GATA2-TGF-b Axis in Human NK Cell Development

Introduction: Natural killer (NK) cells, as the major subset of innate lymphocytes, produce proinflammatory cytokines and mediate anti-tumor cytotoxicity ^1-3. Since NK cells are not limited by clonotypic receptors, they can be utilized in cell therapies against a broad spectrum of malignancies. Irrespective of the clinical potentials, the transcriptional regulation of the development and functions of human NK cells is far from understood. This knowledge gap presents significant limitations in formulating successful clinical applications. Human NK cells develop from common lymphoid progenitors and progress through NK progenitors (NKPs), immature NK (iNKs, CD56^bright), mature NK (mNK, CD56^dim), and terminally mature NK cells (tNKs) ⁴. One of the master regulators of human NK cell development is GATA2 ^5-7.

Patients with GATA2 haploinsufficiency specifically lose CD56^bright NK cells, with or without a reduced number of CD56^dim NK cells ⁶. In our current study, we define the role of GATA2 in the development and functions of NK cells derived from patients with GATA2 mutation.

Results: The PBMCs from three GATA2^T354M donors and the corresponding healthy controls (HC) were obtained from the Children's Hospital of Wisconsin and Cincinnati Children Hospital. Two of three donors are related family members. The flow cytometry reveals the adult GATA2^T354M donor had reduced NK cell number, and the absence of CD56^bright NK cells (Fig. 1 A). However, the infant GATA2^T354M had reduced total NK cells, especially NK cell is predominantly presented as CD56^bright NK cells compared to controls (Fig.1 A). To address NK cell phenotypical alteration of GATA2^T354M, we performed single-cell RNA-seq (scRNA-seq). Our data indicated that GATA2^T354M patients have reduced immature NK cells populations (Fig.1 B, C) as typical expected NK cell phenotype alteration. We also found that the hemostatic activated NK cell population, defined as the active NK, also significantly decreased in both of GATA2^T354M patients (Fig. 1 B, C).

To explore the mechanism of NK cell alterations in GATA2 patient, we compared the transcriptomic differences in scRNA-seq data. We identify that TGF-b1 (Fig. 1 D), its targets and suppressors are significantly reduced in GATA2^T354M patients compared to controls. TGF-b1 is an essential cytokine in maintaining NK cell immaturity [8,9]. We applied the gene sets that was upregulated and downregulated by TGF-b1 treated vs untreated human NK cell. We found that TGF-b1-upregulated gene set (182 genes) is significantly reduced in GATA2^T354M patients; TGF-b1-downregulated genes (254 genes) is significantly increased (Fig. 1 E). The Venn diagram showed that around 50% of differential expression genes (DEGs) of GATA2^T354M patients vs controls overlap with the DEGs between TGF-b1-treated vs untreated NK cell (Fig. 1 F). These alterations strongly indicate the existence of GATA2-TGF-b1 axis in human NK cells, which is not known before.

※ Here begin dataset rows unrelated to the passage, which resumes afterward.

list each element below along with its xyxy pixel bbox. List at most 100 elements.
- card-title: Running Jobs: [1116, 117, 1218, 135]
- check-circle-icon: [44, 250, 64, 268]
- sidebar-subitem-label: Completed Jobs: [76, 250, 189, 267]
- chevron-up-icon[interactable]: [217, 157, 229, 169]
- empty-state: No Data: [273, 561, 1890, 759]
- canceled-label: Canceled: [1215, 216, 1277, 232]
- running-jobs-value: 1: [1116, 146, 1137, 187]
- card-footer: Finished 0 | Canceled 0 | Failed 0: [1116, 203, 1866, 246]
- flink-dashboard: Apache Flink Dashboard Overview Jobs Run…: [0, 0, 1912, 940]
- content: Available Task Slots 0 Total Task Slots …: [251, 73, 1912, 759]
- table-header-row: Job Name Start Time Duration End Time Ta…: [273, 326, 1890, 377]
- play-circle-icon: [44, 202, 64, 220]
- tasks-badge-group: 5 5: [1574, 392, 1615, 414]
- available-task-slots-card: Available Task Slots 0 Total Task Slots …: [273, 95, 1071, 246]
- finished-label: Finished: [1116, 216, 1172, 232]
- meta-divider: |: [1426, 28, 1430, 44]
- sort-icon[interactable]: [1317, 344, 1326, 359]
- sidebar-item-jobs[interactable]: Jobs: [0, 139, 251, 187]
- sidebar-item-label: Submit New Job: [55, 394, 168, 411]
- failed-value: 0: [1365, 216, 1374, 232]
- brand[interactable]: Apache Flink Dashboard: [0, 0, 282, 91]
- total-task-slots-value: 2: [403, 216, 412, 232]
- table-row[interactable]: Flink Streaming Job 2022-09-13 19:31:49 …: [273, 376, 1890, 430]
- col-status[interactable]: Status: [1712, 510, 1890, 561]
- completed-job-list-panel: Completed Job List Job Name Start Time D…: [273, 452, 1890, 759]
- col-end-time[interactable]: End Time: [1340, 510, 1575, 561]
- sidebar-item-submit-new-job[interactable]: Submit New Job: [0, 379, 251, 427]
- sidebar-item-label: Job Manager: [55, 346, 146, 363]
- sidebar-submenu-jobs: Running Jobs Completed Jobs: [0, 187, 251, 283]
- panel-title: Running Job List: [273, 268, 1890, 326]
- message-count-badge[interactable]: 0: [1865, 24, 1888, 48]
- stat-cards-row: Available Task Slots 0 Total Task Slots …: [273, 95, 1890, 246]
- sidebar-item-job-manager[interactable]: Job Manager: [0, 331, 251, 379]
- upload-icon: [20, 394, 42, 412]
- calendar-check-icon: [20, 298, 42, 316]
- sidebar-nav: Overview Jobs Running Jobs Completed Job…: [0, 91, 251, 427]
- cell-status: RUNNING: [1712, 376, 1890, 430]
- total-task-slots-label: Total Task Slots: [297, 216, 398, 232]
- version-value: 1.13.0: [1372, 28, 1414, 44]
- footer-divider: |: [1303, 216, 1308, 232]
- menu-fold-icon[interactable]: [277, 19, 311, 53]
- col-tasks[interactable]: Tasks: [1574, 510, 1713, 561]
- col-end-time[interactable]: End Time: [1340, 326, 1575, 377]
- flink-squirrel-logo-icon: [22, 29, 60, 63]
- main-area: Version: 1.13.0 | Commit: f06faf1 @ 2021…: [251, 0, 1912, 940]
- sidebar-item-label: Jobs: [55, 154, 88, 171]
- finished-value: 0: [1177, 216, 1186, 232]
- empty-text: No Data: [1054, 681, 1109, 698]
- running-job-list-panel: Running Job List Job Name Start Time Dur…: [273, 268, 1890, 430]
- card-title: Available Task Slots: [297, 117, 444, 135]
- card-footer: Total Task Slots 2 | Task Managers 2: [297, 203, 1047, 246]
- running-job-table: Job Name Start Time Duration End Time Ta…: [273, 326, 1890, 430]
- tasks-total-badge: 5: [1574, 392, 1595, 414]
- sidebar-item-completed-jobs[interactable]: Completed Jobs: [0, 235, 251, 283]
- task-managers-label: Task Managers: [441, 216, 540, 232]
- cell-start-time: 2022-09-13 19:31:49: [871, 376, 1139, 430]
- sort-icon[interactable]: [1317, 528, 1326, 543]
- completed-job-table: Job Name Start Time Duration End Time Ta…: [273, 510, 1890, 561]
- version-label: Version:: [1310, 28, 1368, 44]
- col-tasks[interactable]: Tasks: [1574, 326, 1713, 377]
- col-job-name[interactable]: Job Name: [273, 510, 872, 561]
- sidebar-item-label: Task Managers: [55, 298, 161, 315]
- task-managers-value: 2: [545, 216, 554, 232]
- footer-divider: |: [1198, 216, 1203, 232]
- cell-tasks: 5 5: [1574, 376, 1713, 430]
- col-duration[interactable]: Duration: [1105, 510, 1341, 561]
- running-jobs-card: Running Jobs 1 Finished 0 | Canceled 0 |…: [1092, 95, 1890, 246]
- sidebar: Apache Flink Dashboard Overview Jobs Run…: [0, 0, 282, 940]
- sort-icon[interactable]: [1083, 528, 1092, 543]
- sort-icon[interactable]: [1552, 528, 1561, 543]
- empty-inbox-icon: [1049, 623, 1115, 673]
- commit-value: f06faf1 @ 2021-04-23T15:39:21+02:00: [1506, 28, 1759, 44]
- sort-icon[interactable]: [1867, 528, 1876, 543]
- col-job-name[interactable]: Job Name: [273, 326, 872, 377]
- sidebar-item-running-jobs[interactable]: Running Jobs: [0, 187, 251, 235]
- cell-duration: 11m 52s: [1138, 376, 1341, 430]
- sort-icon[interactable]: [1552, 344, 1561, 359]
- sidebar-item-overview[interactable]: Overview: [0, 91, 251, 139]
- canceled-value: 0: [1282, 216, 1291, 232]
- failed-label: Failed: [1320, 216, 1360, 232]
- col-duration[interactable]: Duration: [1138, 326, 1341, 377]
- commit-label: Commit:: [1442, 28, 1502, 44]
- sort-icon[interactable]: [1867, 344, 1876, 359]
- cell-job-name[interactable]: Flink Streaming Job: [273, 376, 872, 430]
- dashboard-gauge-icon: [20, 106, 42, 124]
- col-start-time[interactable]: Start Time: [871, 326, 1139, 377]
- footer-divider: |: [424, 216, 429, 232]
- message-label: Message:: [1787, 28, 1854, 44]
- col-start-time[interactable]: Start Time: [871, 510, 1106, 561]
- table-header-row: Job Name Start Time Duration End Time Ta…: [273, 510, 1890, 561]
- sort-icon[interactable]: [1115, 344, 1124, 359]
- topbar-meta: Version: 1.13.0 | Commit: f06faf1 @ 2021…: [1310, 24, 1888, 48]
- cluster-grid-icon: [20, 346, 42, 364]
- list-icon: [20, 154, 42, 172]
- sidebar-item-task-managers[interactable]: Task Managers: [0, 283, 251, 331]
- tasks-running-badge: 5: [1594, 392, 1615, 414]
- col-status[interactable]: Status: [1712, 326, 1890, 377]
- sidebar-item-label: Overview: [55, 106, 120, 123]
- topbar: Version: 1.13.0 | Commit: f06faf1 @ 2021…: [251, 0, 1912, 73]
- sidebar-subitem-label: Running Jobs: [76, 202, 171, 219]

To further validate the GATA2-TGF-b1 axis ex-vivo, we transfected GATA2^EV, GATA2^WT, and GATA2^T354M plasmid into HEK-293T cells to quantify the TGFB1 mRNA level by qPCR. The results reveal that TGFB1 mRNA is increased in GATA2^WT group, but it is decreased in the GATA2^T354M group (Fig. 1 G). To provide the evidence that GATA2 directly binds to TGFB1 and regulates its expression, we performed the TGFB1 promoter reporter assay. GATA2^WT or GATA2^T354M plasmid with the TGFB1 reporter plasmid are transfected together into HEK-293T cells. The relative luciferase activity demonstrates that GATA2 indeed binds to the TGFB1 promoter region as the stronger luciferase activity in the GATA2^WT comparing to GATA2^EV group. However, it decreases in GATA2^T354M group comparing to GATA2^WT group (Fig. 1 H). The GATA2^T354M patient NK cell ATAC-seq data indicates the significantly altered epigenetic profile (Fig. 1 I). In addition, the TGFB1 locus in GATA2 patients is less open comparing to controls. We are performing Cut&Tag to identify GATA2 regulating network on human NK cell development and provide additional evidence that TGFB1 gene is a direct target of GATA2.

Conclusion: Through this study, we define the role of GATA2 via TGF-b1 in human NK cell development and functions, provide direct evidence for findings of NK cell deficiency among GATA2^T354M patient. Importantly, we will determine the unique developmental and functional states of human NK cells and the regulating transcriptional programs.

No relevant conflicts of interest to declare.